Three Thousand Years Of Longing: A Visually Stimulating Love Letter To Storytelling
Dr. Alithea Binnie (Tilda Swinton) is an academic -- content with life and a creature of reason. While in Istanbul attending a conference, she happens to encounter a Djinn (Idris Elba) who offers her three wishes in exchange for his freedom. This presents two problems. First, she doubts that he is real and second, because she is a scholar of story and mythology, she knows all the cautionary tales of wishes gone wrong. The Djinn pleads his case by telling her fantastical stories of his past. Eventually she is beguiled and makes a wish that surprises them both.
With Three Thousand Years Of Longing, George Miller contrasts the pulse-pumping adrenaline and testosterone of Mad Max: Fury Road with something altogether more lighthearted and lovey-dovey. The film is essentially a rom-com fable about stories and their power. With a particular focus on the art of storytelling, and told with all the gusto of a master storyteller, the film occupies an interesting space between a portmanteau film and a traditional narrative feature. It’s ostensibly a two-hander that mostly takes place within the confines of an Istanbul hotel room, but its large-scale ambition transcends the restrictions of a mere chamber piece and gives way to some truly transportive moments.
The film centers around an independent and allegedly “desireless” narratologist named Dr. Alithea Binnie (played by the incomparable Tilda Swinton), who serendipitously comes into possession of a Djinn (played by Idris Elba) and his vessel while she’s in Turkey for an academic conference. Once married but long since divorced, Alithea has become comfortable in her solitude and believes herself to be totally content. That is, until she accidentally unleashes the dashing genie whose waited three millennia for the opportunity to be set free.
Knowledgeable in the likes of Djinns, Alithea is hesitant to let the genie turn her deepest desires into a reality, since she possesses the understanding that every story about making wishes is ultimately a cautionary tale. However, being a lover of literature, she’s open to hearing what the genie has to say, and he has many an interesting yarn to spin. As the two share an afternoon in Alithea’s room adorned in hotel robes, Elba’s Djinn feeds Swinton’s Alithea tasty morsels and hearty stories of his misfortunes and lands of long ago.
It’s not a perfect film by a long shot, especially when compared to the relative perfection of Fury Road, but it has many charming qualities to admire, chief among them is Miller’s kinetic verve and cinematographer John Seale’s keen eye. It’s overflowing with confident style and stimulating concepts, so much so that it’s pretty impossible to be bored, even in its weakest moments. Miller gives the film a strikingly vibrant color palette and is so excited by the film and its ideas that he keeps the camera in near perpetual motion, both of which really help to keep the audience engaged.

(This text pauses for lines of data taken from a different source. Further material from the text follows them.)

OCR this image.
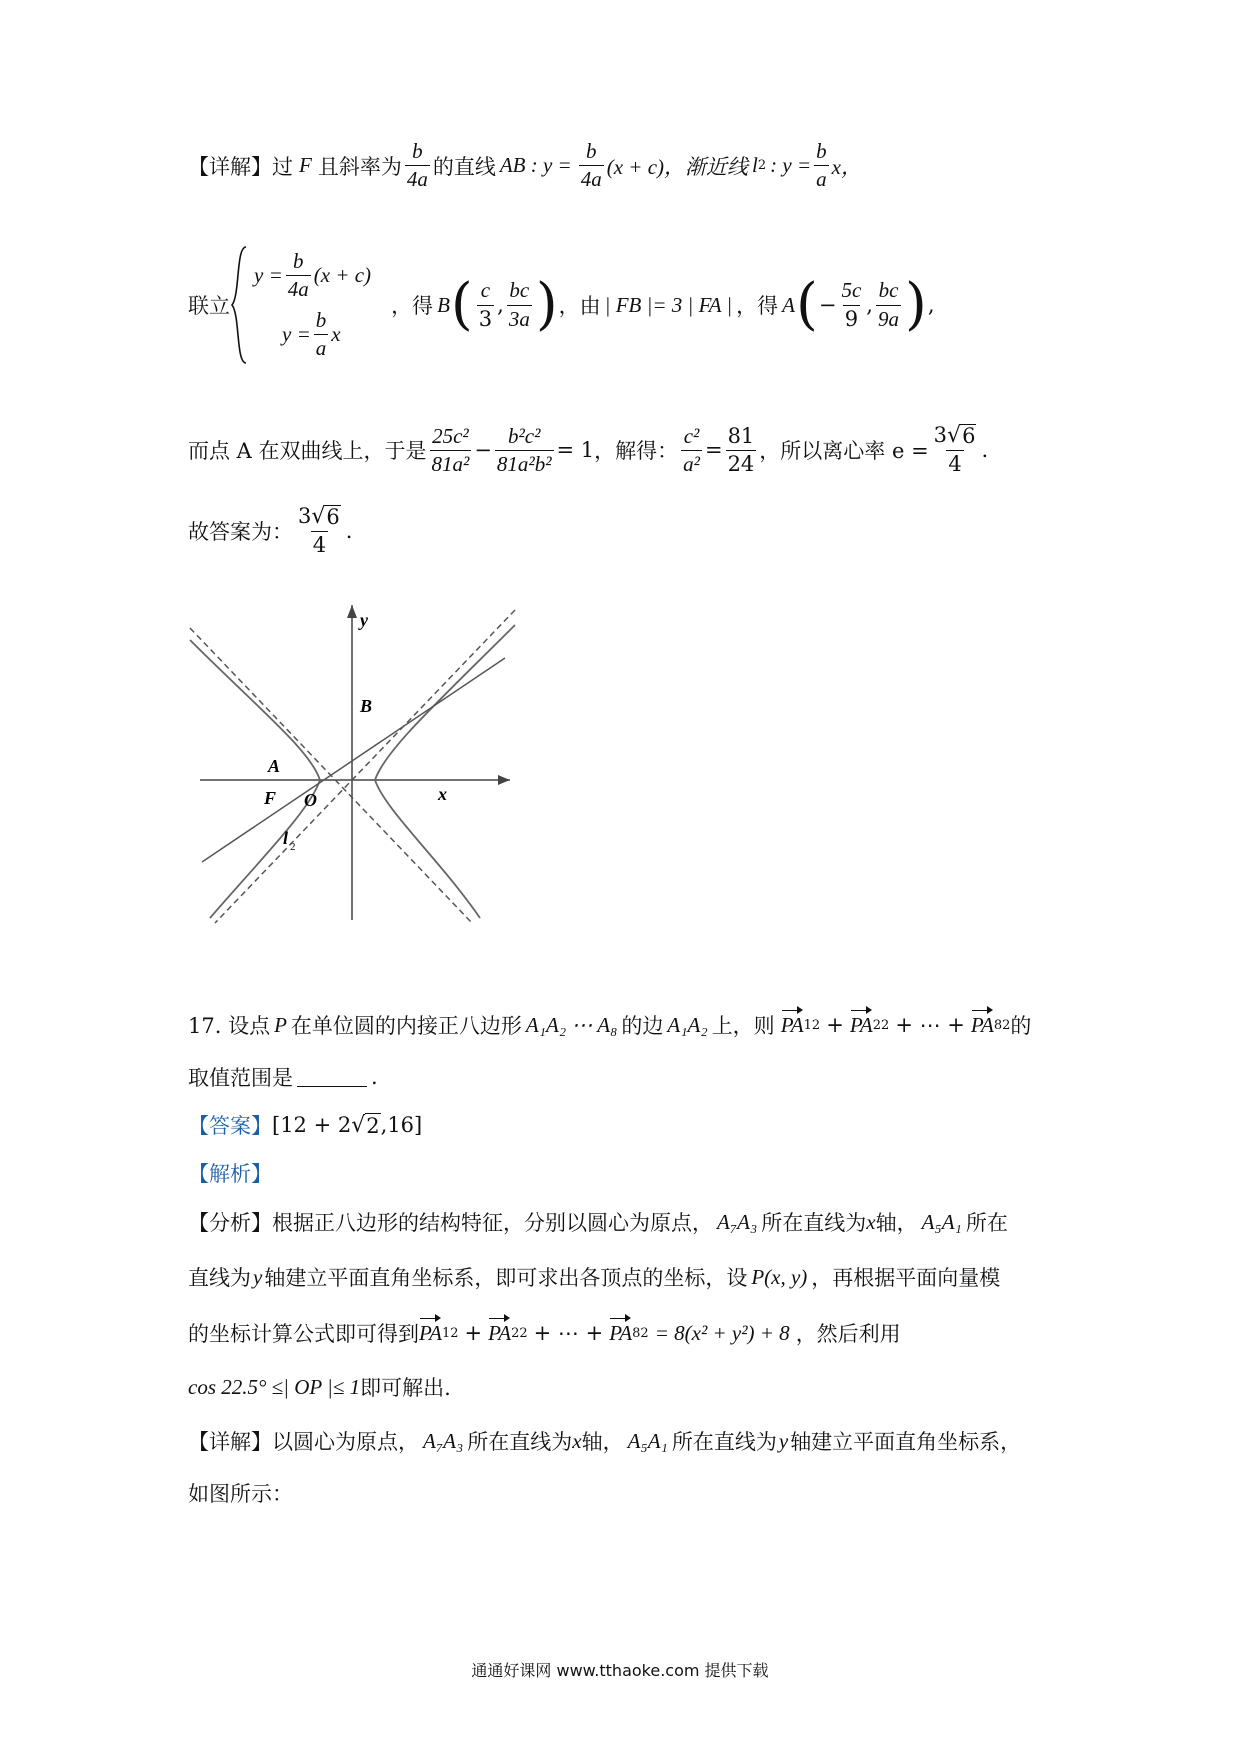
【详解】 过 F 且斜率为 $\frac{b}{4a}$ 的直线 AB : $y = \frac{b}{4a} (x + c)$，渐近线 l 2 : $y = \frac{b}{a}$ x，
联立
$y = \frac{b}{4a} (x + c)$
$y = \frac{b}{a}$ x
，得 B ( $\frac{c}{3}$ , $\frac{bc}{3a}$ ) ，由 | FB |= 3 | FA | ，得 A ( − $\frac{5c}{9}$ , $\frac{bc}{9a}$ ) ,
而点 A 在双曲线上，于是 $\frac{\text{25c²}}{\text{81a²}} - \frac{\text{b²c²}}{\text{81a²b²}} = 1$ ，解得： $\frac{\text{c²}}{\text{a²}} = \frac{81}{24}$ ，所以离心率 $e = \frac{3 √ 6}{4}$ .
故答案为： $\frac{3 √ 6}{4}$ .
y
x
A
B
F O
l 2
17. 设点 P 在单位圆的内接正八边形 A₁A₂ ⋯ A₈ 的边 A₁A₂ 上，则 PA 1 2 + PA 2 2 + ⋯ + PA 8 2 的
取值范围是	.
【答案】 [12 + 2 √ 2 ,16]
【解析】
【分析】 根据正八边形的结构特征，分别以圆心为原点， A₇A₃ 所在直线为 x 轴， A₅A₁ 所在
直线为 y 轴建立平面直角坐标系，即可求出各顶点的坐标，设 P(x, y) ，再根据平面向量模
的坐标计算公式即可得到 PA 1 2 + PA 2 2 + ⋯ + PA 8 2 = 8(x² + y²) + 8 ，然后利用
cos 22.5° ≤| OP |≤ 1 即可解出.
【详解】 以圆心为原点， A₇A₃ 所在直线为 x 轴， A₅A₁ 所在直线为 y 轴建立平面直角坐标系，
如图所示：
通通好课网 www.tthaoke.com 提供下载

It gets off to a bit of a clunky start, and holds the audience at a bit of an emotional distance, but it finds its legs and settles into a groove once the genie is released. It’s quite funny, with some of the best moments deriving from Miller’s cartoony sense of humor, and it’s always visually appealing. The performances from Swinton and Elba are as good as to be expected. They each help to bring the film and its fantastical tale into an even greater spirited existence.
The midsection of the film is probably the most solid and enjoyable portion, as we get a lot of visual and narrative variety through the Djinn’s tales, but as it veers out of the anthology format and back into Alithea’s story, it runs into some frustrating turbulence, but it’s fortunately not enough to completely mar the experience. It’s majorly glaring negative is that it doesn’t know how to handle its ending. In a maddening display of fades to black that never seem to end, Miller and co-screenwriter Augusta Gore flounder to find a satisfactory close, and while they eventually find it, they muddle the film’s messaging in the process.
Three Thousand Years Of Longing might not fulfill all your deepest desires, but Miller manages to bottles up a lot of impressive cinema into its petite runtime. Even though it bobbles the ending and gropes about a bit in the dark in its third act, much more of it hits than misses. It’s love for story is certainly infectious, and its grappling with the old world versus the modern one (especially considering its pandemicisms) is admittedly interesting. If anything, the film is proof that Fury Road wasn’t a fluke; Miller still has a penchant for visual flair and panache to back it up, and that there’s a lot to get excited about with Furiosa on the horizon.
Recommendation: If you’re a fan of George Miller and looking for a visually sumptuous blockbuster to see on the big screen, look no further than Three Thousands Years Of Longing. The film will hit theaters exclusively on August 31st.